Lets keep the momentum for PEACE going. In fact, lets all start pushing harder. Walking, talking, and speaking out. These heartless & senseless politicians have some serious lessons to start learning. They can learn it the hard way or not. I don't care. I just want some learning to happen.
Peace,
Ken Hausle
* I support HRes333 - Impeach the VP
**** the time is NOW ****
Heroes, all. Can somebody make certain Speaker Pelosi and Senator Reid read this story? They could learn something.
Maybe, just maybe, there is a future for America with young people like these coming up into the world.
Then again, another fool like Bush could become president again, and send these beautiful young people off to fight and die for another lost cause.
Let's all hope that the former comes to pass.
Yellow Horse
What a perfect picture for a photo op!
The president and all his handlers caught!
Skewered by some PR of their own invention,
It all seemed like such a good intention.

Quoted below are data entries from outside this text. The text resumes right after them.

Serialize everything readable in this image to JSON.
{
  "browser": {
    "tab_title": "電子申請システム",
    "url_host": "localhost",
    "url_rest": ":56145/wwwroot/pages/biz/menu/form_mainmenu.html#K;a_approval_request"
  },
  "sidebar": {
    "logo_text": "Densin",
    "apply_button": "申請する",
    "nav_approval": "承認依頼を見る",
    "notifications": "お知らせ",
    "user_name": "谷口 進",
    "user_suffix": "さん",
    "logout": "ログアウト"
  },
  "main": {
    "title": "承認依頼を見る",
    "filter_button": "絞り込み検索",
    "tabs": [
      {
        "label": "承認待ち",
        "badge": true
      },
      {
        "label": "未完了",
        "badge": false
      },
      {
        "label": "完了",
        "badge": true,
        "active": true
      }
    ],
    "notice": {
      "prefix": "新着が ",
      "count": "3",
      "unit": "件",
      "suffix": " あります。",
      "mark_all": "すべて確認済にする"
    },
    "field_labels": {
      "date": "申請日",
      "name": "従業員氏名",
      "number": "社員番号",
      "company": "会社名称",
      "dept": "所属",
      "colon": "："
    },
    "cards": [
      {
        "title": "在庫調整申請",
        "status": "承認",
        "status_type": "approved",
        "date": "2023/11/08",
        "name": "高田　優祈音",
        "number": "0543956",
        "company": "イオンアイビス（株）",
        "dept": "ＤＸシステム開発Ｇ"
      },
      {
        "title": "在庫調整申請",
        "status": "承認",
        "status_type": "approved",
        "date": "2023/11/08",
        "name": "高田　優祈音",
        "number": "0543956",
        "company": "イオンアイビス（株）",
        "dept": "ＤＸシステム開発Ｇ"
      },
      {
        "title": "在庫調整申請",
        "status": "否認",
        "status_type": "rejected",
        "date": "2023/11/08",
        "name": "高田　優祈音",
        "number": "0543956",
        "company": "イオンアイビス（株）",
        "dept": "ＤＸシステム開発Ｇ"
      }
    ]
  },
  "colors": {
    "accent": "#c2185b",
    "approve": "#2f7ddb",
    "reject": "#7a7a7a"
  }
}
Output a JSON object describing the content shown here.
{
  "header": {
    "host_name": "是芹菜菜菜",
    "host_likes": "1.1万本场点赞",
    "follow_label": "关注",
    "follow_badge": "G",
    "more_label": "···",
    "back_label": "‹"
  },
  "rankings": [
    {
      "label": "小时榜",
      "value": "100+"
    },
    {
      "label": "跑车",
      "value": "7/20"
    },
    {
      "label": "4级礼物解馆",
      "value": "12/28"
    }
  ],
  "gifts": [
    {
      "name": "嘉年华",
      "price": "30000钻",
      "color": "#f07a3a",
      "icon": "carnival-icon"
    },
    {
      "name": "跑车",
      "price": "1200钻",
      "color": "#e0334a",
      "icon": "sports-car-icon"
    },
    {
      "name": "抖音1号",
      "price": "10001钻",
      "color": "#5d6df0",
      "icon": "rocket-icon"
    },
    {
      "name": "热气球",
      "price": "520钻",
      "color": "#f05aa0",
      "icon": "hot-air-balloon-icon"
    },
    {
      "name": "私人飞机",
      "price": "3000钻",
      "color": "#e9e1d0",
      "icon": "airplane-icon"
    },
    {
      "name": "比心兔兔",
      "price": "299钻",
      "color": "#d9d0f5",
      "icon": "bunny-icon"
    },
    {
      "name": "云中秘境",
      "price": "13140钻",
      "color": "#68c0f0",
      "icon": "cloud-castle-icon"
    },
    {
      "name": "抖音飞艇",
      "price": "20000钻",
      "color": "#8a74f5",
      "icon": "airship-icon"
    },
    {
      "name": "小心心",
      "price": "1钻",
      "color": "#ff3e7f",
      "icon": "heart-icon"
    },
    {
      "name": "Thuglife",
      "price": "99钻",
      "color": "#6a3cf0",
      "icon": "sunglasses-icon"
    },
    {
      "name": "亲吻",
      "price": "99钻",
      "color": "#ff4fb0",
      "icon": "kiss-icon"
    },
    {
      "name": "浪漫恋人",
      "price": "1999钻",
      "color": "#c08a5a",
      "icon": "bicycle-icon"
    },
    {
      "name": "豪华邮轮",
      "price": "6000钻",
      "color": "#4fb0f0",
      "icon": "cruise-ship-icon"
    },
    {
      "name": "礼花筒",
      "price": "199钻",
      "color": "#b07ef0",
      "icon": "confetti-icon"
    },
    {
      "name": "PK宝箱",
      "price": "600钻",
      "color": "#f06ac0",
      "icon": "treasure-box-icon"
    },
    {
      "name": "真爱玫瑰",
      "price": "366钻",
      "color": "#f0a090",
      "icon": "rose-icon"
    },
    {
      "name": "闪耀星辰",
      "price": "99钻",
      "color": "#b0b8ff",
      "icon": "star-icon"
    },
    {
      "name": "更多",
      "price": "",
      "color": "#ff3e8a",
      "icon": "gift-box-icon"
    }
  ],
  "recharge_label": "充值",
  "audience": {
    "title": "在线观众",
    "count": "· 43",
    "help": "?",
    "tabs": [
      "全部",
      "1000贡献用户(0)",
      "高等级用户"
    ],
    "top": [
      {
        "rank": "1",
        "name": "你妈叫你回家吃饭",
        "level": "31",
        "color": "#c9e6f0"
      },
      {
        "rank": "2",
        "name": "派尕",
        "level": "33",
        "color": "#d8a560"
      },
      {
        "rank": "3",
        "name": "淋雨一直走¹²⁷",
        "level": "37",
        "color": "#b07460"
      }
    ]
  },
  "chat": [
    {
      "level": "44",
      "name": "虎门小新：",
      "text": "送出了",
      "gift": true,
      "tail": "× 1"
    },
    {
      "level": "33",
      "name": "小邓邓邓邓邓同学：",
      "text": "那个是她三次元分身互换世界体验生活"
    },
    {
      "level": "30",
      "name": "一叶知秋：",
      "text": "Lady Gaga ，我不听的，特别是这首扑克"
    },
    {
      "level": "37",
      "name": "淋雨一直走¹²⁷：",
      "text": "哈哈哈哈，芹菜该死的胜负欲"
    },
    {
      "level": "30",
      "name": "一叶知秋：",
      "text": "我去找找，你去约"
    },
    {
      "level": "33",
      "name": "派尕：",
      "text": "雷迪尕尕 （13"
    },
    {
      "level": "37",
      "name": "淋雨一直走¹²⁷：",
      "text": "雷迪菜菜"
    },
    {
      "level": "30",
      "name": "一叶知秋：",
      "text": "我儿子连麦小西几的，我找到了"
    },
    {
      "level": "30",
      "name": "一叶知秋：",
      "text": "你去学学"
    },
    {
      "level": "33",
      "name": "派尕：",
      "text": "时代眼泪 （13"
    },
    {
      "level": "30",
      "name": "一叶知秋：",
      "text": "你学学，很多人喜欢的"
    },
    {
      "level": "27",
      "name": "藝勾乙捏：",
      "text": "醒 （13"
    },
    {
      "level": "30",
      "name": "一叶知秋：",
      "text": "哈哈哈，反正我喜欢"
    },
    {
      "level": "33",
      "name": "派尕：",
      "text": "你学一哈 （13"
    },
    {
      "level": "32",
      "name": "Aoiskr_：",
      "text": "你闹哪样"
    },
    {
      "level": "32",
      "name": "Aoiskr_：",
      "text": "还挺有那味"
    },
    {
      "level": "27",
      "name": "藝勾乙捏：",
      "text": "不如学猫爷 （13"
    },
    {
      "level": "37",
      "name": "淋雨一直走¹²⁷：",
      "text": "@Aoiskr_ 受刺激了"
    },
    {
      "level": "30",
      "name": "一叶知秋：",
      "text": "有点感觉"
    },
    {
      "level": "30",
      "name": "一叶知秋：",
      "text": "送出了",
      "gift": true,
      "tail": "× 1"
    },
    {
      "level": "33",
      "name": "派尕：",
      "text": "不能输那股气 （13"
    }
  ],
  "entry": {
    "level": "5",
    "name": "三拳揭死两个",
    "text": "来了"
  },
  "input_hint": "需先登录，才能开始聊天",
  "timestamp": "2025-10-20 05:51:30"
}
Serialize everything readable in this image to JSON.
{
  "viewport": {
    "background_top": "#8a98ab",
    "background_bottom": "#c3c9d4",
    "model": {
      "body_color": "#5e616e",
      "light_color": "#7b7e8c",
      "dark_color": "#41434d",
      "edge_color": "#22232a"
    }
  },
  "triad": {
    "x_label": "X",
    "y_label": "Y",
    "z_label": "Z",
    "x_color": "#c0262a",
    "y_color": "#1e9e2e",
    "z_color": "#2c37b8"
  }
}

President and all the scholars stood
To tell all students that they should
Study and work and stick with the grind
And not become a child left behind!
So one day like all too few residents
They'd get a picture with the President
Who would turn to make idle conversation
And a letter receive from the youth of the nation
The ones he just got done telling all
Were role models who stood real tall
Their shining well-scrubbed faces
Beaming as they laid down their aces,
Explaining that torture was unamerican
And his suppport for it was very embarassin'
It's so mind numbing to read how people have to try to tell the president of the United States that we don't represent torture. Rationally, I understand how someone with the, uh, talents of Bush, could have become president, given how we've come to finance campaigns. But emotionally it makes your mind reel.
Experts on the subject consistently say that torture just doesn't yield good information for the obvious reason that people being tortured will fabricate confessions/information to get the torture to stop. Even if you think it's OK morally, as our good president obviously does, it makes no rational sense. Even less so because we've haven't been particularly good at making accurate identifications of the "terrorists" we pick up and hold for years in secret detention centers. Even less so because it sets a really bad example and totally undermines our supposed stand on upholding human rights.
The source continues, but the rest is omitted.